Because it is a count, and the variance stabilizing transformation for a Poisson is square root, the default in the code for `pca` is to square root each count. Then, the code computes the normalized and regularized Laplacian `L` (using the number of non-zero entries as the degree). Then, computes the leading `k` singular vectors. This is all done with sparse linear algebra via the packages `Matrix` and `irlba`.
```{r}
pcs = pca(im, k = 6)
names(pcs)
```
The `row_features` and `column_features` are the PC's and loadings (I don't prefer those old terms). `middle_B` gives the singular values. `settings` contains some details that are handy in later functions.
```{r}
sample_n(pcs$row_features, size = 3)
sample_n(pcs$column_features, size=3)
```
Notice that these features are in a wide and tidy form, making it easy to `lubridate::make_date` (for `row_features`) and left-join with airports (to get latitude and longitude) for `column_features`.
##### Diagnostic plots
You can `plot(pcs)`. It makes these five plots, each described after all plots are displayed.
```{r, cache=TRUE}
plot(pcs)
```
These are the five plots:
1) Screeplot: The top `k` singular values of `L`.\
2) Better screeplot: its singular values `2:k` (because the first one is usually dominant and difficult to see an elbow past it).\
3) A "localization plot" which is very similar (maybe exact?) to [this stuff](https://github.com/karlrohe/LocalizationDiagnostic); for each row (and column) compute its degree and its leverage score. Take the log of both. Fit a linear model `log(leverage)~log(degree)` and plot the residuals against `log(degree)`. If there is localization, I suspect that there will be a big curl on the right side.

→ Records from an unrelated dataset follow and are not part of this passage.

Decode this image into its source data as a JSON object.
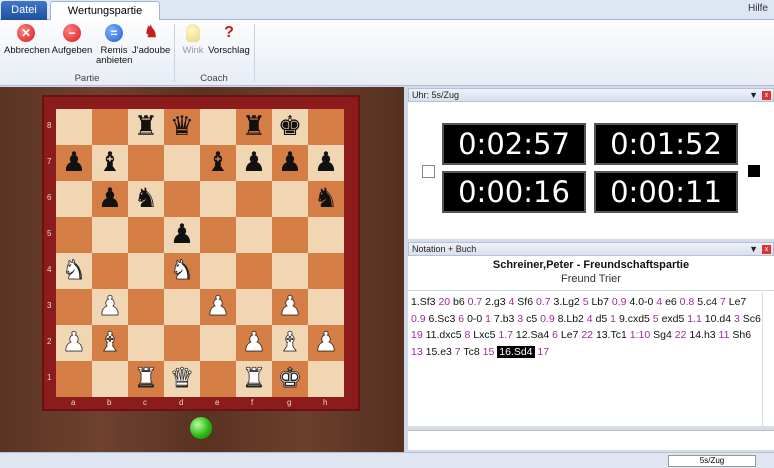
{
  "tabs": {
    "file": "Datei",
    "active": "Wertungspartie",
    "help": "Hilfe"
  },
  "ribbon": {
    "buttons": [
      {
        "label": "Abbrechen",
        "icon": "x-icon"
      },
      {
        "label": "Aufgeben",
        "icon": "minus-icon"
      },
      {
        "label": "Remis anbieten",
        "icon": "equals-icon"
      },
      {
        "label": "J'adoube",
        "icon": "adjust-icon"
      },
      {
        "label": "Wink",
        "icon": "lightbulb-icon"
      },
      {
        "label": "Vorschlag",
        "icon": "question-icon"
      }
    ],
    "groups": {
      "partie": "Partie",
      "coach": "Coach"
    }
  },
  "board": {
    "files": [
      "a",
      "b",
      "c",
      "d",
      "e",
      "f",
      "g",
      "h"
    ],
    "ranks": [
      "8",
      "7",
      "6",
      "5",
      "4",
      "3",
      "2",
      "1"
    ],
    "position": [
      [
        "",
        "",
        "bR",
        "bQ",
        "",
        "bR",
        "bK",
        ""
      ],
      [
        "bP",
        "bB",
        "",
        "",
        "bB",
        "bP",
        "bP",
        "bP"
      ],
      [
        "",
        "bP",
        "bN",
        "",
        "",
        "",
        "",
        "bN"
      ],
      [
        "",
        "",
        "",
        "bP",
        "",
        "",
        "",
        ""
      ],
      [
        "wN",
        "",
        "",
        "wN",
        "",
        "",
        "",
        ""
      ],
      [
        "",
        "wP",
        "",
        "",
        "wP",
        "",
        "wP",
        ""
      ],
      [
        "wP",
        "wB",
        "",
        "",
        "",
        "wP",
        "wB",
        "wP"
      ],
      [
        "",
        "",
        "wR",
        "wQ",
        "",
        "wR",
        "wK",
        ""
      ]
    ]
  },
  "clock_panel": {
    "title": "Uhr: 5s/Zug",
    "top_left": "0:02:57",
    "top_right": "0:01:52",
    "bottom_left": "0:00:16",
    "bottom_right": "0:00:11"
  },
  "notation_panel": {
    "title": "Notation + Buch",
    "header": "Schreiner,Peter - Freundschaftspartie",
    "subheader": "Freund Trier",
    "moves": [
      [
        "1.Sf3",
        "20"
      ],
      [
        "b6",
        "0.7"
      ],
      [
        "2.g3",
        "4"
      ],
      [
        "Sf6",
        "0.7"
      ],
      [
        "3.Lg2",
        "5"
      ],
      [
        "Lb7",
        "0.9"
      ],
      [
        "4.0-0",
        "4"
      ],
      [
        "e6",
        "0.8"
      ],
      [
        "5.c4",
        "7"
      ],
      [
        "Le7",
        "0.9"
      ],
      [
        "6.Sc3",
        "6"
      ],
      [
        "0-0",
        "1"
      ],
      [
        "7.b3",
        "3"
      ],
      [
        "c5",
        "0.9"
      ],
      [
        "8.Lb2",
        "4"
      ],
      [
        "d5",
        "1"
      ],
      [
        "9.cxd5",
        "5"
      ],
      [
        "exd5",
        "1.1"
      ],
      [
        "10.d4",
        "3"
      ],
      [
        "Sc6",
        "19"
      ],
      [
        "11.dxc5",
        "8"
      ],
      [
        "Lxc5",
        "1.7"
      ],
      [
        "12.Sa4",
        "6"
      ],
      [
        "Le7",
        "22"
      ],
      [
        "13.Tc1",
        "1:10"
      ],
      [
        "Sg4",
        "22"
      ],
      [
        "14.h3",
        "11"
      ],
      [
        "Sh6",
        "13"
      ],
      [
        "15.e3",
        "7"
      ],
      [
        "Tc8",
        "15"
      ],
      [
        "16.Sd4",
        "17"
      ]
    ],
    "highlight_index": 30
  },
  "status": {
    "field": "5s/Zug"
  },
  "colors": {
    "light_square": "#f1d6b3",
    "dark_square": "#d47d44",
    "frame": "#8c1c1c",
    "eval": "#a02aa0"
  }
}
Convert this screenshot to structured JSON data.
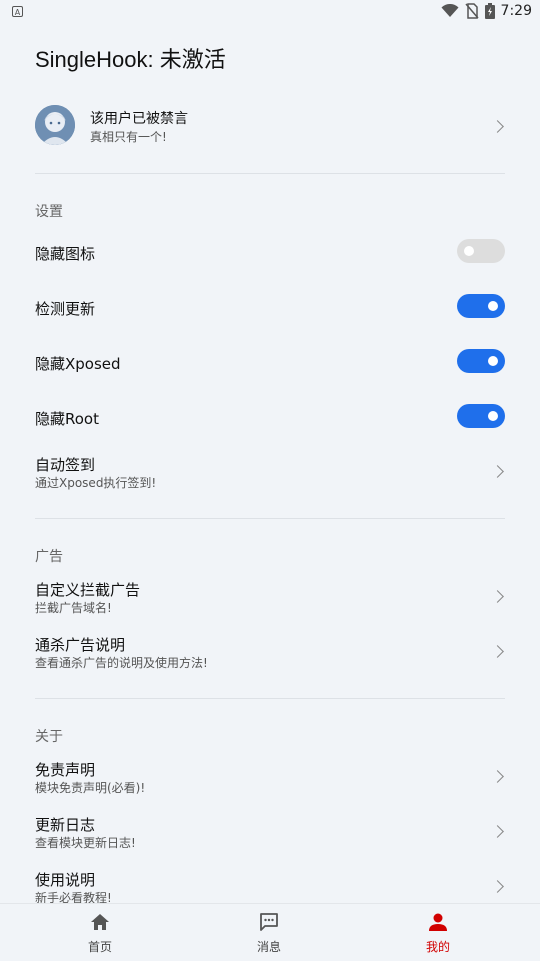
{
  "status_bar": {
    "time": "7:29"
  },
  "title": "SingleHook: 未激活",
  "user": {
    "name": "该用户已被禁言",
    "motto": "真相只有一个!"
  },
  "sections": {
    "settings": {
      "title": "设置",
      "hide_icon": {
        "label": "隐藏图标",
        "enabled": false
      },
      "check_update": {
        "label": "检测更新",
        "enabled": true
      },
      "hide_xposed": {
        "label": "隐藏Xposed",
        "enabled": true
      },
      "hide_root": {
        "label": "隐藏Root",
        "enabled": true
      },
      "auto_sign": {
        "label": "自动签到",
        "sub": "通过Xposed执行签到!"
      }
    },
    "ads": {
      "title": "广告",
      "custom_block": {
        "label": "自定义拦截广告",
        "sub": "拦截广告域名!"
      },
      "kill_all": {
        "label": "通杀广告说明",
        "sub": "查看通杀广告的说明及使用方法!"
      }
    },
    "about": {
      "title": "关于",
      "disclaimer": {
        "label": "免责声明",
        "sub": "模块免责声明(必看)!"
      },
      "changelog": {
        "label": "更新日志",
        "sub": "查看模块更新日志!"
      },
      "usage": {
        "label": "使用说明",
        "sub": "新手必看教程!"
      }
    }
  },
  "bottom_nav": {
    "home": "首页",
    "messages": "消息",
    "mine": "我的",
    "active": "mine"
  },
  "colors": {
    "accent": "#1f6feb",
    "active_nav": "#d10000",
    "background": "#f1f4f8"
  }
}
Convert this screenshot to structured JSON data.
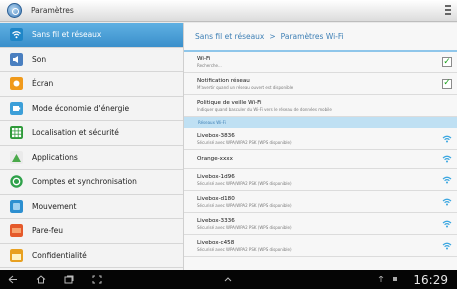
{
  "window": {
    "title": "Paramètres"
  },
  "sidebar": {
    "items": [
      {
        "label": "Sans fil et réseaux",
        "active": true,
        "icon": "wifi-icon",
        "color": "#3aa6e0"
      },
      {
        "label": "Son",
        "icon": "speaker-icon",
        "color": "#4a7fc0"
      },
      {
        "label": "Écran",
        "icon": "brightness-icon",
        "color": "#f09a1c"
      },
      {
        "label": "Mode économie d'énergie",
        "icon": "battery-icon",
        "color": "#3c9fd8"
      },
      {
        "label": "Localisation et sécurité",
        "icon": "grid-lock-icon",
        "color": "#2f9a3a"
      },
      {
        "label": "Applications",
        "icon": "apps-icon",
        "color": "#4aa94a"
      },
      {
        "label": "Comptes et synchronisation",
        "icon": "sync-icon",
        "color": "#2fa14a"
      },
      {
        "label": "Mouvement",
        "icon": "motion-icon",
        "color": "#2d8fd0"
      },
      {
        "label": "Pare-feu",
        "icon": "firewall-icon",
        "color": "#e55a2b"
      },
      {
        "label": "Confidentialité",
        "icon": "privacy-icon",
        "color": "#e8a020"
      }
    ]
  },
  "main": {
    "breadcrumb": {
      "parent": "Sans fil et réseaux",
      "separator": ">",
      "current": "Paramètres Wi-Fi"
    },
    "settings": [
      {
        "title": "Wi-Fi",
        "subtitle": "Recherche...",
        "checked": true
      },
      {
        "title": "Notification réseau",
        "subtitle": "M'avertir quand un réseau ouvert est disponible",
        "checked": true
      },
      {
        "title": "Politique de veille Wi-Fi",
        "subtitle": "Indiquer quand basculer du Wi-Fi vers le réseau de données mobile"
      }
    ],
    "section_header": "Réseaux Wi-Fi",
    "networks": [
      {
        "name": "Livebox-3836",
        "detail": "Sécurisé avec WPA/WPA2 PSK (WPS disponible)"
      },
      {
        "name": "Orange-xxxx",
        "detail": ""
      },
      {
        "name": "Livebox-1d96",
        "detail": "Sécurisé avec WPA/WPA2 PSK (WPS disponible)"
      },
      {
        "name": "Livebox-d180",
        "detail": "Sécurisé avec WPA/WPA2 PSK (WPS disponible)"
      },
      {
        "name": "Livebox-3336",
        "detail": "Sécurisé avec WPA/WPA2 PSK (WPS disponible)"
      },
      {
        "name": "Livebox-c458",
        "detail": "Sécurisé avec WPA/WPA2 PSK (WPS disponible)"
      }
    ],
    "checkmark": "✓"
  },
  "statusbar": {
    "time": "16:29",
    "accent": "#3aa6e0"
  }
}
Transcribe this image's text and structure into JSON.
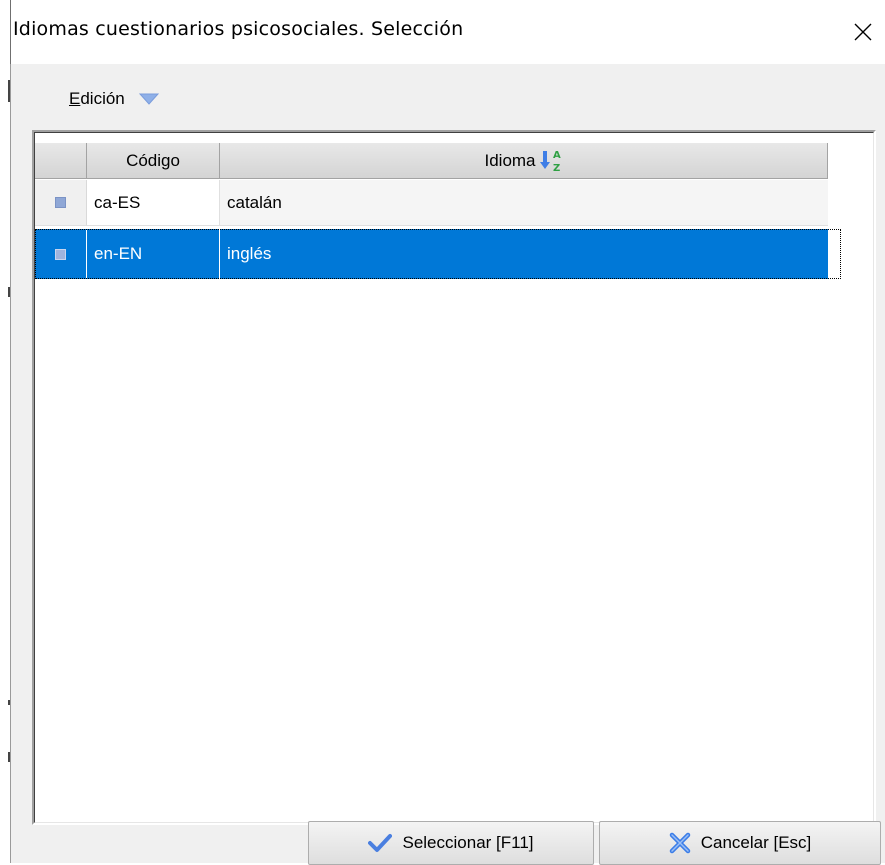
{
  "window": {
    "title": "Idiomas cuestionarios psicosociales. Selección"
  },
  "menu": {
    "edicion_prefix": "E",
    "edicion_rest": "dición"
  },
  "grid": {
    "columns": [
      "",
      "Código",
      "Idioma"
    ],
    "sort_column": "Idioma",
    "rows": [
      {
        "code": "ca-ES",
        "language": "catalán",
        "selected": false
      },
      {
        "code": "en-EN",
        "language": "inglés",
        "selected": true
      }
    ]
  },
  "buttons": {
    "select_label": "Seleccionar [F11]",
    "cancel_label": "Cancelar [Esc]"
  },
  "colors": {
    "selection": "#0078d7",
    "indicator": "#8fa7d6",
    "check": "#4a7fe0",
    "cancel_x": "#3b7de8"
  },
  "icons": {
    "close": "close-icon",
    "dropdown": "chevron-down-icon",
    "sort": "sort-ascending-az-icon",
    "select": "checkmark-icon",
    "cancel": "cancel-x-icon"
  }
}
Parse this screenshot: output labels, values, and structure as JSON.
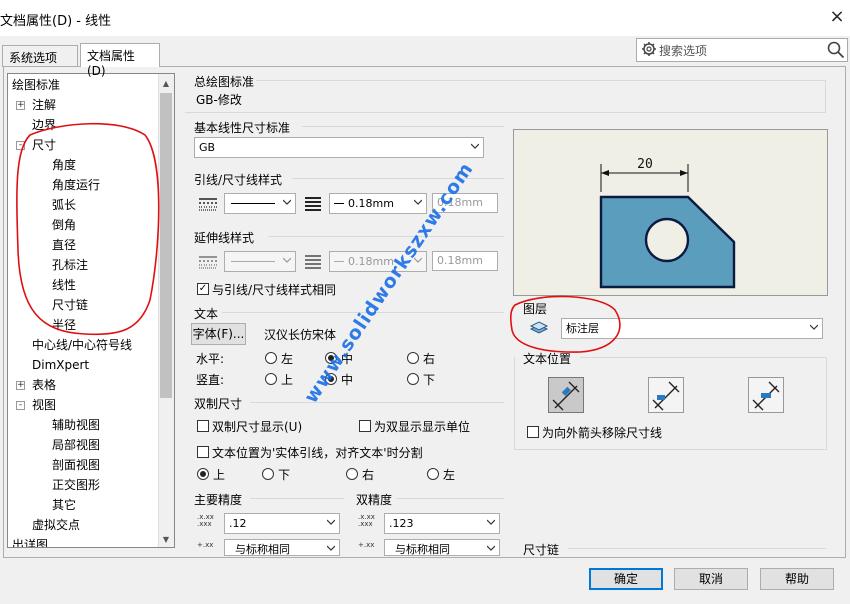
{
  "window": {
    "title": "文档属性(D) - 线性",
    "close": "×"
  },
  "tabs": [
    {
      "label": "系统选项(S)"
    },
    {
      "label": "文档属性(D)"
    }
  ],
  "search": {
    "placeholder": "搜索选项"
  },
  "tree": {
    "items": [
      {
        "label": "绘图标准",
        "indent": 0,
        "expander": ""
      },
      {
        "label": "注解",
        "indent": 1,
        "expander": "+"
      },
      {
        "label": "边界",
        "indent": 1,
        "expander": ""
      },
      {
        "label": "尺寸",
        "indent": 1,
        "expander": "-"
      },
      {
        "label": "角度",
        "indent": 2,
        "expander": ""
      },
      {
        "label": "角度运行",
        "indent": 2,
        "expander": ""
      },
      {
        "label": "弧长",
        "indent": 2,
        "expander": ""
      },
      {
        "label": "倒角",
        "indent": 2,
        "expander": ""
      },
      {
        "label": "直径",
        "indent": 2,
        "expander": ""
      },
      {
        "label": "孔标注",
        "indent": 2,
        "expander": ""
      },
      {
        "label": "线性",
        "indent": 2,
        "expander": ""
      },
      {
        "label": "尺寸链",
        "indent": 2,
        "expander": ""
      },
      {
        "label": "半径",
        "indent": 2,
        "expander": ""
      },
      {
        "label": "中心线/中心符号线",
        "indent": 1,
        "expander": ""
      },
      {
        "label": "DimXpert",
        "indent": 1,
        "expander": ""
      },
      {
        "label": "表格",
        "indent": 1,
        "expander": "+"
      },
      {
        "label": "视图",
        "indent": 1,
        "expander": "-"
      },
      {
        "label": "辅助视图",
        "indent": 2,
        "expander": ""
      },
      {
        "label": "局部视图",
        "indent": 2,
        "expander": ""
      },
      {
        "label": "剖面视图",
        "indent": 2,
        "expander": ""
      },
      {
        "label": "正交图形",
        "indent": 2,
        "expander": ""
      },
      {
        "label": "其它",
        "indent": 2,
        "expander": ""
      },
      {
        "label": "虚拟交点",
        "indent": 1,
        "expander": ""
      },
      {
        "label": "出详图",
        "indent": 0,
        "expander": ""
      }
    ]
  },
  "overall": {
    "label": "总绘图标准",
    "value": "GB-修改"
  },
  "base_std": {
    "label": "基本线性尺寸标准",
    "value": "GB"
  },
  "leader": {
    "label": "引线/尺寸线样式",
    "thickness": "0.18mm",
    "custom": "0.18mm"
  },
  "ext": {
    "label": "延伸线样式",
    "thickness": "0.18mm",
    "custom": "0.18mm",
    "same_label": "与引线/尺寸线样式相同",
    "same_checked": "✓"
  },
  "text": {
    "label": "文本",
    "font_button": "字体(F)...",
    "font_name": "汉仪长仿宋体",
    "horiz_label": "水平:",
    "vert_label": "竖直:",
    "left": "左",
    "center": "中",
    "right": "右",
    "top": "上",
    "middle": "中",
    "bottom": "下"
  },
  "dual": {
    "label": "双制尺寸",
    "show": "双制尺寸显示(U)",
    "top_units": "为双显示显示单位",
    "text_pos": "文本位置为'实体引线，对齐文本'时分割",
    "up": "上",
    "down": "下",
    "right": "右",
    "left": "左"
  },
  "primary": {
    "label": "主要精度",
    "value1": ".12",
    "value2": "与标称相同"
  },
  "dual_prec": {
    "label": "双精度",
    "value1": ".123",
    "value2": "与标称相同"
  },
  "preview": {
    "dim": "20"
  },
  "layer": {
    "label": "图层",
    "value": "标注层"
  },
  "textpos": {
    "label": "文本位置",
    "remove": "为向外箭头移除尺寸线"
  },
  "dimchain": {
    "label": "尺寸链"
  },
  "buttons": {
    "ok": "确定",
    "cancel": "取消",
    "help": "帮助"
  },
  "watermark": "www.solidworkszxw.com",
  "colors": {
    "part_fill": "#5a9dbd",
    "part_stroke": "#0a1a40",
    "annotation": "#e01010",
    "accent": "#0078d7"
  }
}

4) Pairs plot of `row_features`. This is the plot emphasized in the varimax paper. In these example plots below, we do not see very clear radial streaks.
5) A pairs plot for `column_features`. In both pairs plots, if there are more than 1000 points, then the code samples 1000 points with probability proportional to their leverage scores. It will plot up to `k=10` dimensions. If `k` is larger, then it plots the first 5 and the last 5.